Right Time For Investment

Stock markets are bouncing back, interest rates have come down from this peak, properties are cheaper than what they were a year ago and GDP is again on the move up. Does this indicate that, it's time to invest in real estate? Real estate investment involves the commitment of funds to property with an aim to generate income through rental and to achieve capital growth. When a person acquires real estate, he or she also acquires a set of rights, including possession, control and transfer rights etc. It is important to understand the dynamics of the real estate investment because it usually involves the locking of large capital over a period of time. On comparing investing in stock market with real estate investment you will find, both, stock investing and real estate investing have the same basic financial objectives: People invest money in both instruments to make money from growth and income. Both sectors have merits and demerits and are suitable for different sections of people. We believe real estate sector has an edge when it comes to security and leverage.

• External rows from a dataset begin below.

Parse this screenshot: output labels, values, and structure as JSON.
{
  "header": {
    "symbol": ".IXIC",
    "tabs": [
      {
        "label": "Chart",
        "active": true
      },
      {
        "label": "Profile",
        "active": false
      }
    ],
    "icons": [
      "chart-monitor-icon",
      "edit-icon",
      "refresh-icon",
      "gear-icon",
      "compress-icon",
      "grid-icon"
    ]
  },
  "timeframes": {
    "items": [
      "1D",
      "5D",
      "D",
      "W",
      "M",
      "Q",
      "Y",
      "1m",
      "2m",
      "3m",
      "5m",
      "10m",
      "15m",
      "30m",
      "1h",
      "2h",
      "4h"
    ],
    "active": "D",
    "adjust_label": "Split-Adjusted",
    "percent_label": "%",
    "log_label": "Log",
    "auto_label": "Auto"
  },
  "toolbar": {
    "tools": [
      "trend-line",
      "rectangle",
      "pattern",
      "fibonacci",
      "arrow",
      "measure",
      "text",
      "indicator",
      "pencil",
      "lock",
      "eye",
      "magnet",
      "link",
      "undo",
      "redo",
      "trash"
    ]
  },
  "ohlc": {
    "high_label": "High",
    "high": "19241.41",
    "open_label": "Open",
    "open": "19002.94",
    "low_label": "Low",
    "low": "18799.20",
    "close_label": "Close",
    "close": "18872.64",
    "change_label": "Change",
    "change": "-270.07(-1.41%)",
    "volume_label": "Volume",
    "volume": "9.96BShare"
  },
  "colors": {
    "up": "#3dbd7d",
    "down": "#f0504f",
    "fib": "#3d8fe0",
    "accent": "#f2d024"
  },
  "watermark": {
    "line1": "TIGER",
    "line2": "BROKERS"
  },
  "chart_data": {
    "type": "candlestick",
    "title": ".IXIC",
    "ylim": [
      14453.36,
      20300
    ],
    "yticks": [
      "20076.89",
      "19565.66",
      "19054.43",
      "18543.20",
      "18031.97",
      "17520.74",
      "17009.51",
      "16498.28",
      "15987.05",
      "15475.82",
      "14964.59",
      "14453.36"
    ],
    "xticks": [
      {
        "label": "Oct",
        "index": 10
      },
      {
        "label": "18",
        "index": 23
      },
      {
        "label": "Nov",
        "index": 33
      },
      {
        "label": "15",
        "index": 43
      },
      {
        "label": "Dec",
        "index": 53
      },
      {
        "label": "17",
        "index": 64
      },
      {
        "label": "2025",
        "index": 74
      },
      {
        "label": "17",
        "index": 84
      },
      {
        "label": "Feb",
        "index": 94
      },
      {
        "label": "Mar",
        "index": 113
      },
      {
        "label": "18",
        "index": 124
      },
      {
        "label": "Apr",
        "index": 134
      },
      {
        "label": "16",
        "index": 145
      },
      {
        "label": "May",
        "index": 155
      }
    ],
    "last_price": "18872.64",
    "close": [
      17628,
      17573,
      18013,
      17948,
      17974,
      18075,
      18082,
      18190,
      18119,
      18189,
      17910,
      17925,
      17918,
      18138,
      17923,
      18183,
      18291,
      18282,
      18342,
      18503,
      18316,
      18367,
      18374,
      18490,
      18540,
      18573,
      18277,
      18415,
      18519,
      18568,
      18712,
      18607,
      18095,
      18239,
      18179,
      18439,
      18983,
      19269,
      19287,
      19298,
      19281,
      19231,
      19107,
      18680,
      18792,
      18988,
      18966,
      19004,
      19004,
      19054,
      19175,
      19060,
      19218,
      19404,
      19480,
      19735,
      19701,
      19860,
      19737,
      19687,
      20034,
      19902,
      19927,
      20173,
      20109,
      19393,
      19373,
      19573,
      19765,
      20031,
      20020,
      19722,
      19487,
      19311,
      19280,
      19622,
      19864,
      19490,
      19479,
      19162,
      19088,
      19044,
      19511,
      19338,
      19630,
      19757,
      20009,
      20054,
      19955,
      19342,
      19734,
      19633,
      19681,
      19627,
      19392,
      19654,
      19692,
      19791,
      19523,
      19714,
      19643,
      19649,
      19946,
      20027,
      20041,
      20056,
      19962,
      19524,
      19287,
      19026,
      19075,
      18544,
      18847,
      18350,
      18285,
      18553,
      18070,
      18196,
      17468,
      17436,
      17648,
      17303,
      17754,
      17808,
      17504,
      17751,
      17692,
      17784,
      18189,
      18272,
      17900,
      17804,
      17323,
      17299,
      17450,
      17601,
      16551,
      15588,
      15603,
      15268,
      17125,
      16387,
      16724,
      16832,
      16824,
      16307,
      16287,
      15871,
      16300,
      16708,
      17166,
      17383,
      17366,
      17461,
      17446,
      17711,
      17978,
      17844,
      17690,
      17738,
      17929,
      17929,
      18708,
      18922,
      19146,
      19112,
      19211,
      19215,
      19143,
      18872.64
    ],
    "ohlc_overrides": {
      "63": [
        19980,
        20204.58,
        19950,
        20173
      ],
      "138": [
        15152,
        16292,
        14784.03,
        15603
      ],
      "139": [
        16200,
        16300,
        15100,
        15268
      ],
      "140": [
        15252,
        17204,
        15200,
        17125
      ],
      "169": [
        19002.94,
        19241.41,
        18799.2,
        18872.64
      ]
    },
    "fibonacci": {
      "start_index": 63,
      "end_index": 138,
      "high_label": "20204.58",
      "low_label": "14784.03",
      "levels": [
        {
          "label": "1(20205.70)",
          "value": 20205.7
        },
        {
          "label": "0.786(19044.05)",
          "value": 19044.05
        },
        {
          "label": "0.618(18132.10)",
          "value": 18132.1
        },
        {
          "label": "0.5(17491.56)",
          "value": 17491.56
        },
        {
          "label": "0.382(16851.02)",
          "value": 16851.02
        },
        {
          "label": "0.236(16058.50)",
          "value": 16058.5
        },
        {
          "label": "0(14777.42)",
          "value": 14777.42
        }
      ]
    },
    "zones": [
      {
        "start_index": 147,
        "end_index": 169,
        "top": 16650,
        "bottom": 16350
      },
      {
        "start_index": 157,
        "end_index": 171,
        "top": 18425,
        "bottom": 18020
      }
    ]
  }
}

* An investment in property is considered a safer bet as you are investing in a "real" asset.

* Investors can borrow substantially to invest in a property, in certain cases upto 90 percent of the cost of the property.

It is very important to note that, awareness is the key to maximize returns in any investment. If you are good at identifying, managing and financing real estate properties you will undoubtedly do much better as an investor in real estate! Traditionally many of us are comfortable with real estate investing because (we see it every day and better understand the factors that affect the real estate prices around us). Real estate properties have historically gone up in value without many violent downswings. The stock market usually experiences a greater degree of volatility.

'Although the real estate sector has started showing some signs of revival, a majority of the industry experts expect the residential segment to recover by the end of 2009 with a 25-30 percent renewal in demand, said the survey report by the Federation of Indian Chambers of Commerce and Industry (FICCI). Demand for houses in the range of Rs. 15 - Rs. 25 lakh will go up by 26 percent, while those in the bracket of Rs. 25 - Rs. 40 lakh will see demand rising 22 percent, the chamber said. In another survey report by FICCI, the future of Indian retail industry bright in the coming six months as implied by the data, real estate rates in India will go up by 10-15 percent over the next four to six months.

For those planning to take a loan to buy their house, there is good news too. Several banks have slashed home loan rates recently to promote financing making it more lucrative for the buyers to invest in real estate.

Real estate prices across the nation were observed to have corrected earlier this year, however considering the last financial quarters' performance the demand for real estate investment has certainly inched upwards.

Considering the availability of various real estate options to invest in at the right price, along with best rate home loans and the future growth predicted, by FICCI, there has not been a better time to invest in real estate than now!